Weekly Cycle

Sunday, May 27, 2018

Week 32 (Book 2): Nahum and Light that Comes from Darkness

HAAZINU: For their vine is of the vine of Sodom, and of the field of Gemorrah; their grapes are grapes of rosh, and they have bitter clusters. (Deuteronomy 32:32)

Positive light: Because the wine [Torah wisdom] that the Jewish people obtained was from enduring the suffering/fermentation of Sodom, and the fields (concentration camps) of Gemorrah. Their humility comes from great suffering and bitterness. (II Samuel 22:32)

HAFTORAH: 32. For who is G-d, save the Lord? And who is a rock, save our G-d?




Week Thirty-Two is the second week of Iyar. Haazinu’s verse discusses how the actions of the Jewish people paralleled those of Sodom and Gemorrah and how they were therefore deserving of great punishment. However, the verse could just as easily be read as to be referring to the enemies of the Jewish people, following the verse immediately prior to this one.

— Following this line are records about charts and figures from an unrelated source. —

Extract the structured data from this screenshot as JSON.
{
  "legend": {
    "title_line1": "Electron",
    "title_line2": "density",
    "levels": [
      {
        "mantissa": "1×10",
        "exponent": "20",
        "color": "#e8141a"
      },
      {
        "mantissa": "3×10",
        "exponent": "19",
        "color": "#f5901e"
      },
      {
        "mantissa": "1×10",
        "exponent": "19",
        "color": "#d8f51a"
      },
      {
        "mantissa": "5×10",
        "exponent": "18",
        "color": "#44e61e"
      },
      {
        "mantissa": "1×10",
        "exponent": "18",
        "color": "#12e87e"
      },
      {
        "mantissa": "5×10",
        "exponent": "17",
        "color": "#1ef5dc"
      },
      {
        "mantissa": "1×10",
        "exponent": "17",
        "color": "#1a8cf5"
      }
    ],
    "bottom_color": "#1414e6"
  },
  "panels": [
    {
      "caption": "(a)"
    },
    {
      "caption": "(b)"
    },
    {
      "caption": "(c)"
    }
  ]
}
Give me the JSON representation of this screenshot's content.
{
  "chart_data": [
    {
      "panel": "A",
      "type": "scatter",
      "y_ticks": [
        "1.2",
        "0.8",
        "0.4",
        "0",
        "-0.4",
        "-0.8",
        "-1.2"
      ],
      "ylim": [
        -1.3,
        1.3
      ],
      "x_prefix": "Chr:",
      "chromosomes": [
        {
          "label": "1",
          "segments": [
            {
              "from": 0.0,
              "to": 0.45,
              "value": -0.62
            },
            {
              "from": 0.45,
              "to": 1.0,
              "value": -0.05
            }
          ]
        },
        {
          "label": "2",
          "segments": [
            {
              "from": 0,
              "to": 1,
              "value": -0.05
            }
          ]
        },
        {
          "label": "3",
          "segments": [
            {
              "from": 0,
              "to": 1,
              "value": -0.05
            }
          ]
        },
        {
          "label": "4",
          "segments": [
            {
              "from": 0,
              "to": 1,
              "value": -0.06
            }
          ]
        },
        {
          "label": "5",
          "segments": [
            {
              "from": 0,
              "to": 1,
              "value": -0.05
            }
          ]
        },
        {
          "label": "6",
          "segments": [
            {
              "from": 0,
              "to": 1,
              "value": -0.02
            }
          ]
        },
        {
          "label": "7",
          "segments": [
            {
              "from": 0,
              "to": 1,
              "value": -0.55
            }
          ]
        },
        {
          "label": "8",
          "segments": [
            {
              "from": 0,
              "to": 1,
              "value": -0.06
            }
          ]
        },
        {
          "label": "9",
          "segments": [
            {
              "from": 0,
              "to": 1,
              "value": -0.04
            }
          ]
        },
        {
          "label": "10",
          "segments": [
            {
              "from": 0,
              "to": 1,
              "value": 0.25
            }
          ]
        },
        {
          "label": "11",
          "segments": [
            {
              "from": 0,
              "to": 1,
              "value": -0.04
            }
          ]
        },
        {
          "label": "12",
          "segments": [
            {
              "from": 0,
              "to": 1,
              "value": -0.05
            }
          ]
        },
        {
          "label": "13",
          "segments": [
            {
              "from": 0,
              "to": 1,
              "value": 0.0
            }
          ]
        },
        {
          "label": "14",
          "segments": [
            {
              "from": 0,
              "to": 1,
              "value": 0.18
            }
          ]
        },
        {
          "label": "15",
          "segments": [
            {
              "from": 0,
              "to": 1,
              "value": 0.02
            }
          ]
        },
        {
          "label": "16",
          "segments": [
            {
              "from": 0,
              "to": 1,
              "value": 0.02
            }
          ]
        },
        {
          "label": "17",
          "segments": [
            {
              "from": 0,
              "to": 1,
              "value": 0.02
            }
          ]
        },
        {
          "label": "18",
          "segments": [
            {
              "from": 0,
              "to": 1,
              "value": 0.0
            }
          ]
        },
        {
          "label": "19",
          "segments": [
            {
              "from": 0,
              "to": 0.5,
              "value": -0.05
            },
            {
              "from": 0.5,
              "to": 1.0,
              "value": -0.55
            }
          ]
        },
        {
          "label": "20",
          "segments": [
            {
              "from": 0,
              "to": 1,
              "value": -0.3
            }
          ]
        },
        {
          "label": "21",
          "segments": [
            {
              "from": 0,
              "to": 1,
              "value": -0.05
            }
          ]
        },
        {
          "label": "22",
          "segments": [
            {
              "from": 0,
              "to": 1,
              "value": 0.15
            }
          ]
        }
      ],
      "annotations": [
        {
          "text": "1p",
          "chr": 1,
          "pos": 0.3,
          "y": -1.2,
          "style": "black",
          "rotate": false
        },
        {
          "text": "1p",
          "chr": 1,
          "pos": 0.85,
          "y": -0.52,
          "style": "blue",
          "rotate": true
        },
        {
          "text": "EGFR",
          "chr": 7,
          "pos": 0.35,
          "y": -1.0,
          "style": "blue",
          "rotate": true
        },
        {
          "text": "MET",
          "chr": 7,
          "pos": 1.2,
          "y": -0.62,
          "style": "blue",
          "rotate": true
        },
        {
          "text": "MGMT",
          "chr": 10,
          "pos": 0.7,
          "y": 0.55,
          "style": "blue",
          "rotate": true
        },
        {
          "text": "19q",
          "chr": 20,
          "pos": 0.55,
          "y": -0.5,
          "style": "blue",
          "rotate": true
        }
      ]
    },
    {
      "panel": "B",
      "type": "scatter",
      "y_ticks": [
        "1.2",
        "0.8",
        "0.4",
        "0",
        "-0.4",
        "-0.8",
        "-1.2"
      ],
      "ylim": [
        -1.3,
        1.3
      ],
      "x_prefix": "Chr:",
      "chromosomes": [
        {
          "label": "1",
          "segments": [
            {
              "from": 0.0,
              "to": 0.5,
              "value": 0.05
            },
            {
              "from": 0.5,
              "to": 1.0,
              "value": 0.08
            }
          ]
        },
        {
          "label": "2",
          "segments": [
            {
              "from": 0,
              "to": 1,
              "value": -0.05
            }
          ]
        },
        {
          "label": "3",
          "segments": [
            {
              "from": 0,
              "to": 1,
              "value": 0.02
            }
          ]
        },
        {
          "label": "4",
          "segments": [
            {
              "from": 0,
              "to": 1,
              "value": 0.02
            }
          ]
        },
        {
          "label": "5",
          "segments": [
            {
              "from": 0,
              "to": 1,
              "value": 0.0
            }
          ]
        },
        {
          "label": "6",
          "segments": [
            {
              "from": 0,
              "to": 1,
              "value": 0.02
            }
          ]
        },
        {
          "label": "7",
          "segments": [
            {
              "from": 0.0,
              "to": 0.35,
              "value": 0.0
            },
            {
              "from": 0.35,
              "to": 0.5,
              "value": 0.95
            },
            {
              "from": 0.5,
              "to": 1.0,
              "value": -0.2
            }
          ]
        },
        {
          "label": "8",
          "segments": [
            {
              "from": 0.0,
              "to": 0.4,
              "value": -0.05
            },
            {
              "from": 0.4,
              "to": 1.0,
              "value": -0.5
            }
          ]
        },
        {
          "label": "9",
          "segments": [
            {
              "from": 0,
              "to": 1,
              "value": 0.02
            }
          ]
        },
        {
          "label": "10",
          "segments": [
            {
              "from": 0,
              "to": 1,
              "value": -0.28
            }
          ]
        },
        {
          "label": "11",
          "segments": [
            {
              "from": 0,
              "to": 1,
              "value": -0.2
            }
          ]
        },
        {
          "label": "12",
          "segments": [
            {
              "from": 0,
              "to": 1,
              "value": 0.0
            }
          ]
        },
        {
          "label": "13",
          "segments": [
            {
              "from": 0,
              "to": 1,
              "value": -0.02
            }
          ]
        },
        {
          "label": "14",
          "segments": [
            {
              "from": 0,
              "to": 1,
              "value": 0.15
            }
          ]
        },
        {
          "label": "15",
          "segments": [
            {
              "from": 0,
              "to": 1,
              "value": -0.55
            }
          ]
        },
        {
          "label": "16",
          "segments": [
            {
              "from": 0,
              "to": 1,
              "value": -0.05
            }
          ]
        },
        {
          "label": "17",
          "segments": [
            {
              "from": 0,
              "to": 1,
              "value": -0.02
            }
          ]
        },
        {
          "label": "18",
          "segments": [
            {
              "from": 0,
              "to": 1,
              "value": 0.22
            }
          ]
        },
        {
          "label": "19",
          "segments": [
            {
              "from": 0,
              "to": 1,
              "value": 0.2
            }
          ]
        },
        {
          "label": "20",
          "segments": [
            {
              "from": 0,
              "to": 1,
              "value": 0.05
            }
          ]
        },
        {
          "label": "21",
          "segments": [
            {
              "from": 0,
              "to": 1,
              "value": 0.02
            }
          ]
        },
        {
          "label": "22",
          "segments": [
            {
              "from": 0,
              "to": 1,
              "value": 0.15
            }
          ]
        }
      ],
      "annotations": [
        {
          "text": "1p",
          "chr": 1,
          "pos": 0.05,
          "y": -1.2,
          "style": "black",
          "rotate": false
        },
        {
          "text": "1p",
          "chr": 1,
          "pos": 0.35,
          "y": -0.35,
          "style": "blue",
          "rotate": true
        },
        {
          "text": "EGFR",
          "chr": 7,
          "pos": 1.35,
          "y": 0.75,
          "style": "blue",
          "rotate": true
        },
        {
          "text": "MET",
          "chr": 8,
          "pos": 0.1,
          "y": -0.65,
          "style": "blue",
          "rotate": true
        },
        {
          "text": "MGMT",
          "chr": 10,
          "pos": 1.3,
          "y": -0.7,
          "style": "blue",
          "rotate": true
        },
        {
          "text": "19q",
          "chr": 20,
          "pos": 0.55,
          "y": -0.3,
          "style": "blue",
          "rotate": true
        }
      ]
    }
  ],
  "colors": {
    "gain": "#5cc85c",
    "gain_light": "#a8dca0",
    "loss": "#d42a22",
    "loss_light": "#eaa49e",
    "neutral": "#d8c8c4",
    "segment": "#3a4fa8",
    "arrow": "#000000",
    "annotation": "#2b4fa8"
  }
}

Similarly, a possible reading is to understand the verse to be referring to the victory the Jewish people obtained, which came from enduring the suffering/fermentation of Sodom, and the fields (concentration camps) of Gemorrah. Their strength comes from the great suffering and bitterness they encountered. Rashi mentions that the second part of the verse (as well as the next verse) are related to the suffering the Jews endured.

The Haftorah focuses on the positive note, mentioned in Haazinu’s previous verse. The verse speaks of how Hashem is in the only G-d, and that he is the only Tzur (Rock). As mentioned in Book 1, this week is deeply connected to the previous one, the week of Yom Ha’Atzma’ut, as well as the one before that, the week of Yom HaShoah

The quality for this week is again one of the the characteristics of someone who studies Torah for its own sake, to love G-d (ohev et HaMakom). Why is this word for G-d chosen here? Perhaps it is exactly because this week is connected to the Land of Israel, and it is in this place that we experience G-d in the fullest possible way, just as Yaakov experienced G-d at Beit-El.[1]

This week’s prophet is Nahum. Nahum’s message is also very much about how after great suffering, G-d has redeemed the Jewish people and the Land. We therefore show G-d appreciation, and love:

1. Behold on the mountains the feet of a herald announcing peace. O Judah, keep your feasts, pay your vows-for the wicked one shall no longer continue to pass through you; he has been completely cut off.

2. The scatterer who came up before you is besieged by a siege. Watch the way! Strengthen your loins! Fortify your power mightily.

3. For the Lord has restored the pride of Jacob as the pride of Israel, for the emptiers have emptied them out and destroyed their branches. (Chapter 2)

The levitical city for this week is Dobrath, which means the gathering a flock together.[2] This is a perfect description for the week that celebrates the gathering of the flock of the People of Israel back to its Land. What makes it even more appropriate is that Dobrath is the name of a well known kibbutz established in 1946, in the face of much struggle and Arab opposition.